While the U.S. and Israel share the goal that Iran not acquire a nuclear weapon, Clinton said there is a difference in perspective over the time horizon for talks.
“They’re more anxious about a quick response because they feel that they’re right in the bull’s-eye, so to speak,” Clinton said. “But we’re convinced that we have more time to focus on these sanctions, to do everything we can to bring Iran to a good-faith negotiation.”
A meeting of the United Nations’ atomic agency convened today in Vienna which U.S. officials say will provide an important assessment of Iran’s nuclear progress and the pressure the international community should exert to halt it.

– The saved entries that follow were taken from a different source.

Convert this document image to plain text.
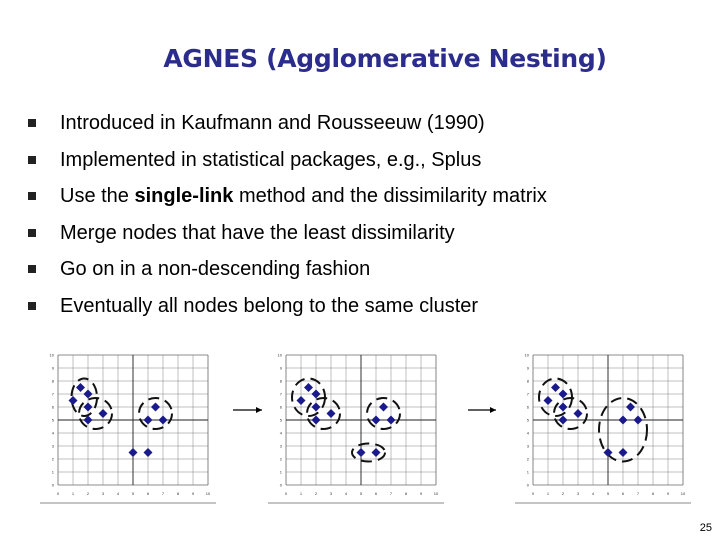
AGNES (Agglomerative Nesting)
Introduced in Kaufmann and Rousseeuw (1990)
Implemented in statistical packages, e.g., Splus
Use the single-link method and the dissimilarity matrix
Merge nodes that have the least dissimilarity
Go on in a non-descending fashion
Eventually all nodes belong to the same cluster
0
0
1
1
2
2
3
3
4
4
5
5
6
6
7
7
8
8
9
9
10
10
0
0
1
1
2
2
3
3
4
4
5
5
6
6
7
7
8
8
9
9
10
10
0
0
1
1
2
2
3
3
4
4
5
5
6
6
7
7
8
8
9
9
10
10
25
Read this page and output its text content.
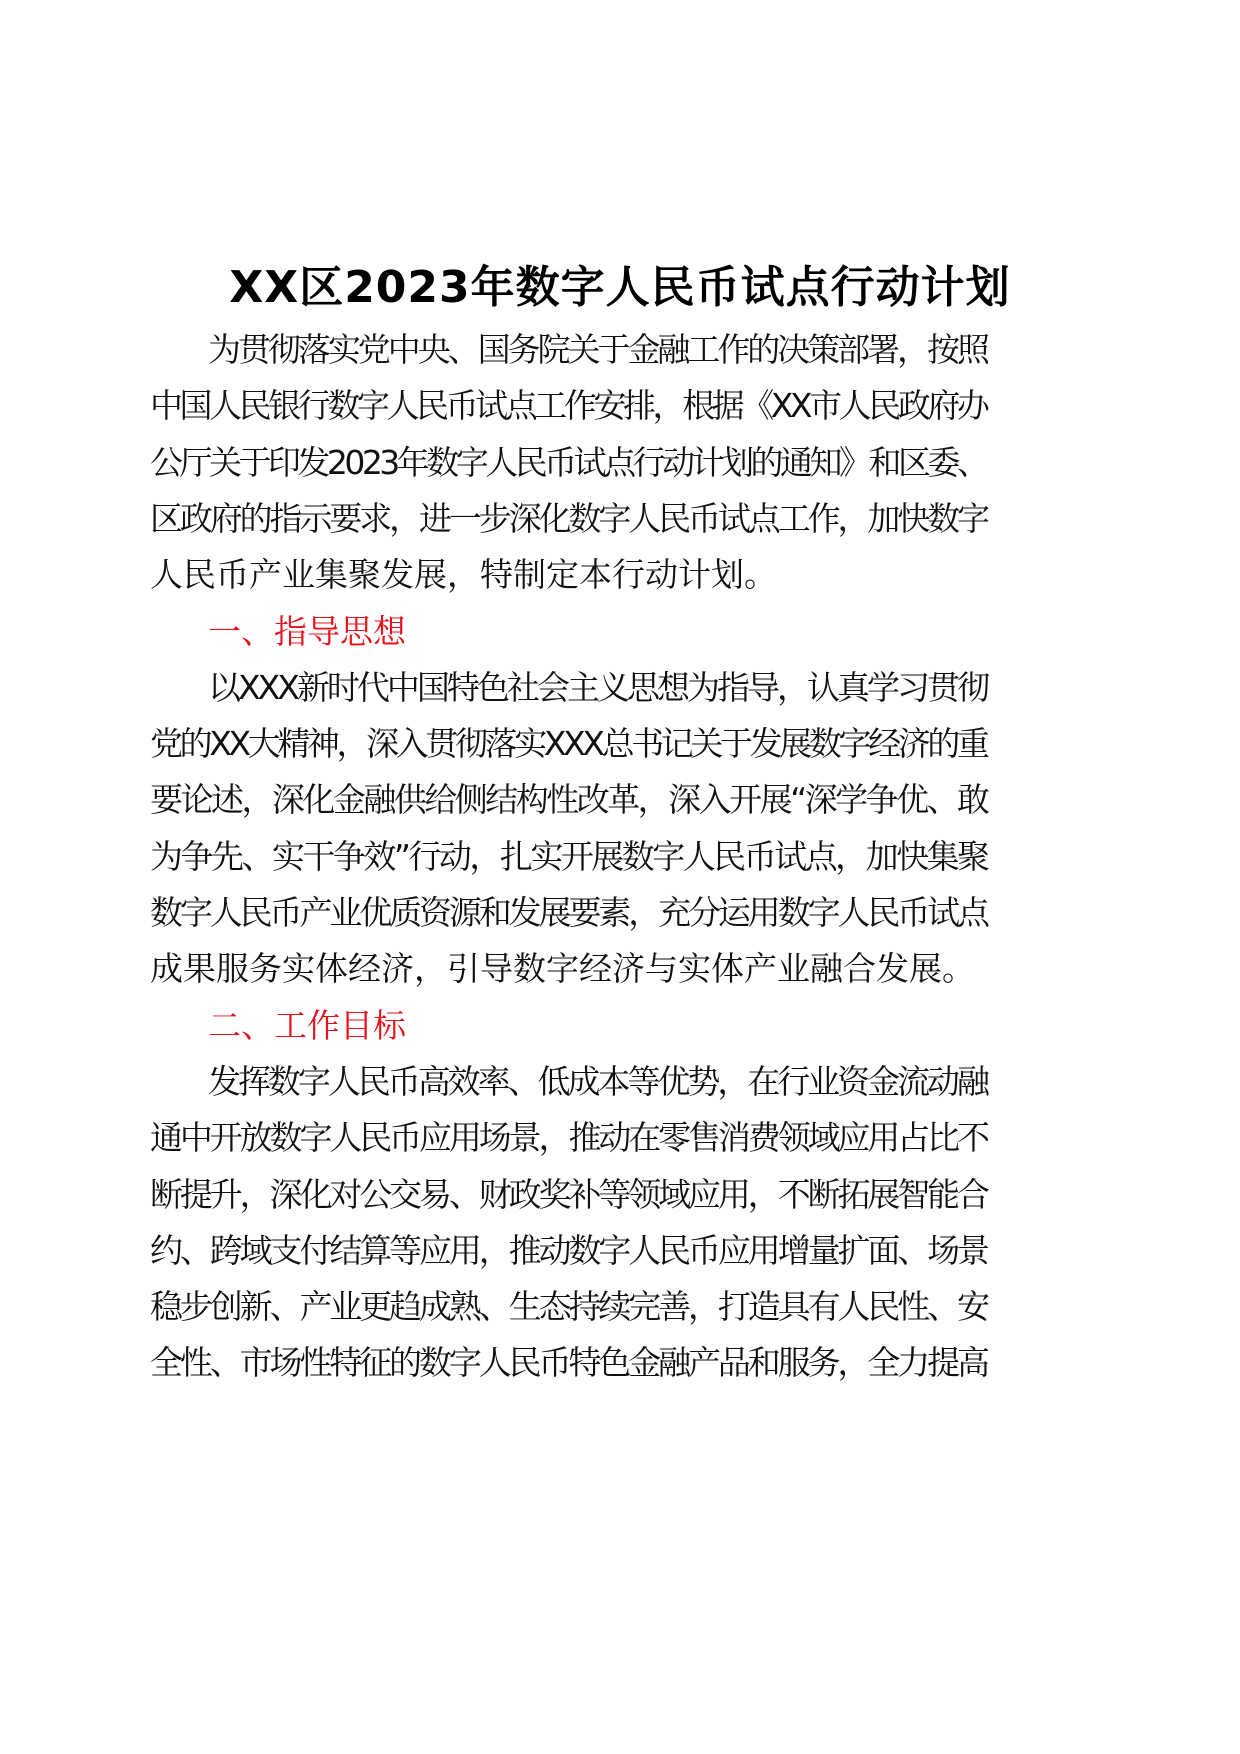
XX区2023年数字人民币试点行动计划
为贯彻落实党中央、国务院关于金融工作的决策部署，按照
中国人民银行数字人民币试点工作安排，根据《XX市人民政府办
公厅关于印发2023年数字人民币试点行动计划的通知》和区委、
区政府的指示要求，进一步深化数字人民币试点工作，加快数字
人民币产业集聚发展，特制定本行动计划。
一、指导思想
以XXX新时代中国特色社会主义思想为指导，认真学习贯彻
党的XX大精神，深入贯彻落实XXX总书记关于发展数字经济的重
要论述，深化金融供给侧结构性改革，深入开展“深学争优、敢
为争先、实干争效”行动，扎实开展数字人民币试点，加快集聚
数字人民币产业优质资源和发展要素，充分运用数字人民币试点
成果服务实体经济，引导数字经济与实体产业融合发展。
二、工作目标
发挥数字人民币高效率、低成本等优势，在行业资金流动融
通中开放数字人民币应用场景，推动在零售消费领域应用占比不
断提升，深化对公交易、财政奖补等领域应用，不断拓展智能合
约、跨域支付结算等应用，推动数字人民币应用增量扩面、场景
稳步创新、产业更趋成熟、生态持续完善，打造具有人民性、安
全性、市场性特征的数字人民币特色金融产品和服务，全力提高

The International Atomic Energy Agency reported last month that Iran raised the uranium-enrichment capacity at its underground Fordo facility and increased stockpiles of medium- enriched uranium, a step short of nuclear-bomb material.
“We need to stop going around in circles,” IAEA Director General Yukiya Amano said today about trying to reach an deal to visit more suspected Iranian sites. While the Vienna-based agency is “committed” to more talks, “it is Iran that should proactively cooperate with us to restore international confidence,” he said.
“I think what is important to realize is that Iran will not stop unless it sees clear determination by the democratic countries of the world and a clear red line,” Netanyahu said yesterday in an interview with Canada’s CBC television. “We’re discussing it right now with the U.S.”
In the past week, Clinton has been to both China and Russia, speaking with leaders of both nations to seek unity in their Iran stance. Afterward, she said China and Russia share the U.S.’s firm view that Iran must be stopped from acquiring a nuclear weapon.
The Obama administration still believes the best way to do that is to continue to offer a negotiated settlement, while increasing the pain for Iran of refusing to accept the deal by squeezing it with financial and oil sanctions, she said.
In June, negotiators for six world powers proposed that Iran ship out its stockpiles of 20 percent enriched uranium — to remove the potential that it will further be processed to 90 percent to fuel a nuclear bomb — and to stop enrichment at Fordo in exchange for energy and aviation incentives. Israel wants all Iranian uranium enrichment halted and enriched uranium removed.